Professor Wu: From an engineering perspective, there’s no necessity for AI to mimic the human brain when it comes to specialized tasks. In fact, the astonishment at AI surpassing human capabilities seems a bit exaggerated. For instance, early calculations were done using abacuses, but now computers far exceed human speed and accuracy in numerical computations. What’s so surprising about that? In my view, once we decipher the mathematical mechanisms of a specific task, humans are removed from the equation, allowing machines to undoubtedly surpass our capabilities. However, the reason we emphasize AI’s human-like qualities is that we seek not just intelligence but also wisdom in AI, aligning it with human society to serve it better. We hope AI can possess common sense, empathy, emotions, moral understanding, and the ability to handle complex situations wisely. In this sense, AI needs to align with us, drawing strong inspiration from humanity, or else it could become completely uncontrollable.

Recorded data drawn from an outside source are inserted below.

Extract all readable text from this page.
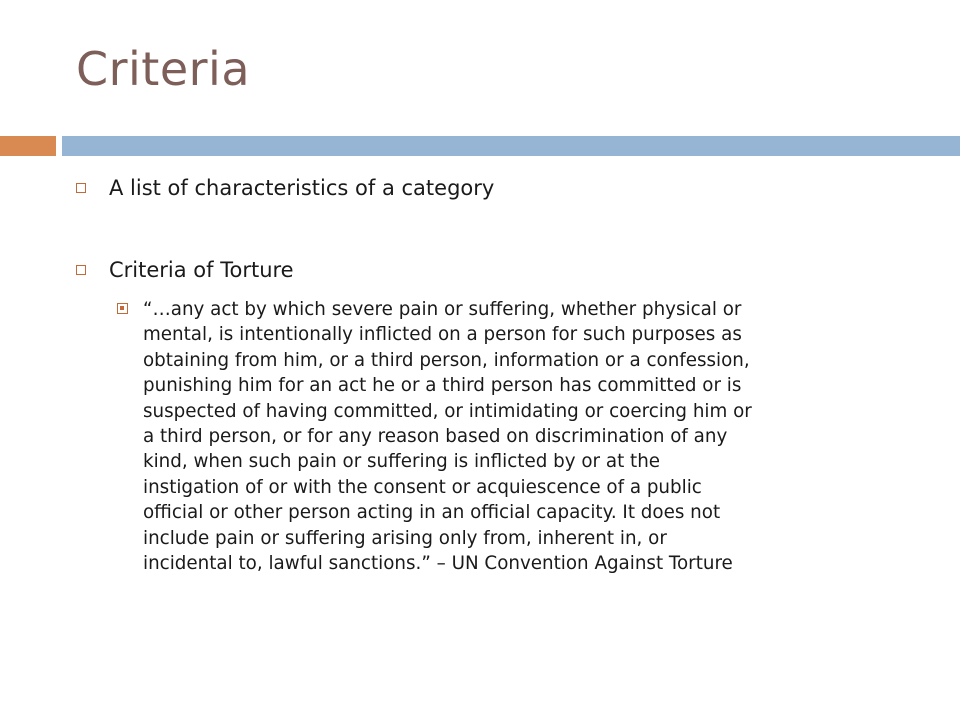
Criteria
A list of characteristics of a category
Criteria of Torture
“…any act by which severe pain or suffering, whether physical or
mental, is intentionally inflicted on a person for such purposes as
obtaining from him, or a third person, information or a confession,
punishing him for an act he or a third person has committed or is
suspected of having committed, or intimidating or coercing him or
a third person, or for any reason based on discrimination of any
kind, when such pain or suffering is inflicted by or at the
instigation of or with the consent or acquiescence of a public
official or other person acting in an official capacity. It does not
include pain or suffering arising only from, inherent in, or
incidental to, lawful sanctions.” – UN Convention Against Torture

I’d like to add a point about a current issue I’m facing: many people believe studying computational neuroscience and brain mechanisms is for the sake of AI. But that’s not the case. AI is merely a byproduct of research in computational neuroscience. Personally, my primary goal lies in unraveling the mysteries of the brain and understanding the essence of life. I can forgo material comforts for a life of intellectual fulfillment. And frankly, understanding how the brain works can benefit society beyond just AI, such as in medicine, education (studying how the brain learns through plasticity during development), and more. In summary, computational neuroscience encompasses a broader horizon, despite having intersections with brain-like intelligence and AI.

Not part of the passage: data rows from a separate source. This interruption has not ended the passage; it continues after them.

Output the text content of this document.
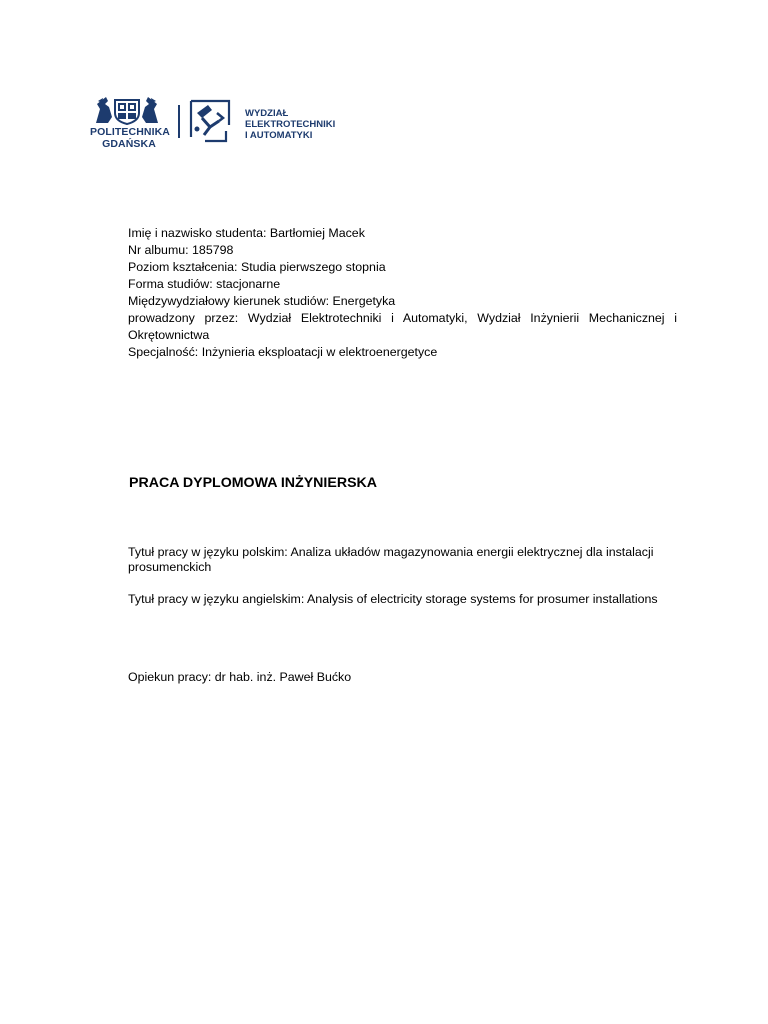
POLITECHNIKA
GDAŃSKA
WYDZIAŁ
ELEKTROTECHNIKI
I AUTOMATYKI
Imię i nazwisko studenta: Bartłomiej Macek
Nr albumu: 185798
Poziom kształcenia: Studia pierwszego stopnia
Forma studiów: stacjonarne
Międzywydziałowy kierunek studiów: Energetyka
prowadzony przez: Wydział Elektrotechniki i Automatyki, Wydział Inżynierii Mechanicznej i
Okrętownictwa
Specjalność: Inżynieria eksploatacji w elektroenergetyce
PRACA DYPLOMOWA INŻYNIERSKA
Tytuł pracy w języku polskim: Analiza układów magazynowania energii elektrycznej dla instalacji prosumenckich
Tytuł pracy w języku angielskim: Analysis of electricity storage systems for prosumer installations
Opiekun pracy: dr hab. inż. Paweł Bućko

# Response to Wang Xiaojing’s Follow-up Question:

Question: How do we define and quantify human thought and intelligence? The answer to this question reveals the gap between today’s AI and human capabilities. Specifically, it involves understanding the neural mechanisms of thought and intelligence through neuroscience methods.

Professor Wu: As a cross-disciplinary researcher currently engaged in cognitive neuroscience, I’ve observed notable barriers between fields. AI experts specialize in completing specific tasks through mathematical approaches, whereas psychologists focus on behavioral-level studies. For instance, in psychology, there’s a field called comparative psychology. Decades ago, it attempted to answer whether animals possess intelligence through numerous experiments, like the ‘Crow and Water’ story, where crows raise water levels by dropping stones. Is this an exhibition of intelligence? Researchers have also used other animals, such as rats, to probe similar questions: Do animals possess the same kind of intelligence as humans? I feel that these studies have largely been overlooked by the AI community. AI researchers would benefit from delving into comparative psychology to study behavioral-level research on human cognition. This might lead to a realization of how to proceed in emulating human-like thought and intelligence in AI.

We in computational neuroscience play a pivotal role in bridging these disciplines, effectively narrowing the gap between them. AI emphasizes mathematical models, while psychology studies behavioral levels. What’s needed now is the development of mathematical models to truly explain human cognitive behavior. Once this is achieved, it could significantly contribute to understanding the differences in thought and intelligence and the nature of advanced human cognitive functions.


A question from @Si Wu:

Question: What role do emotions play in our intelligent computing?

Professor Wu: The question of emotion is intriguing. The AI luminary Marvin Minsky once said, ‘The current question isn’t whether robots need emotions, but whether a robot without emotions can at all develop intelligence.’ I believe this touches on something fundamental: wisdom, with emotions being at the core of it.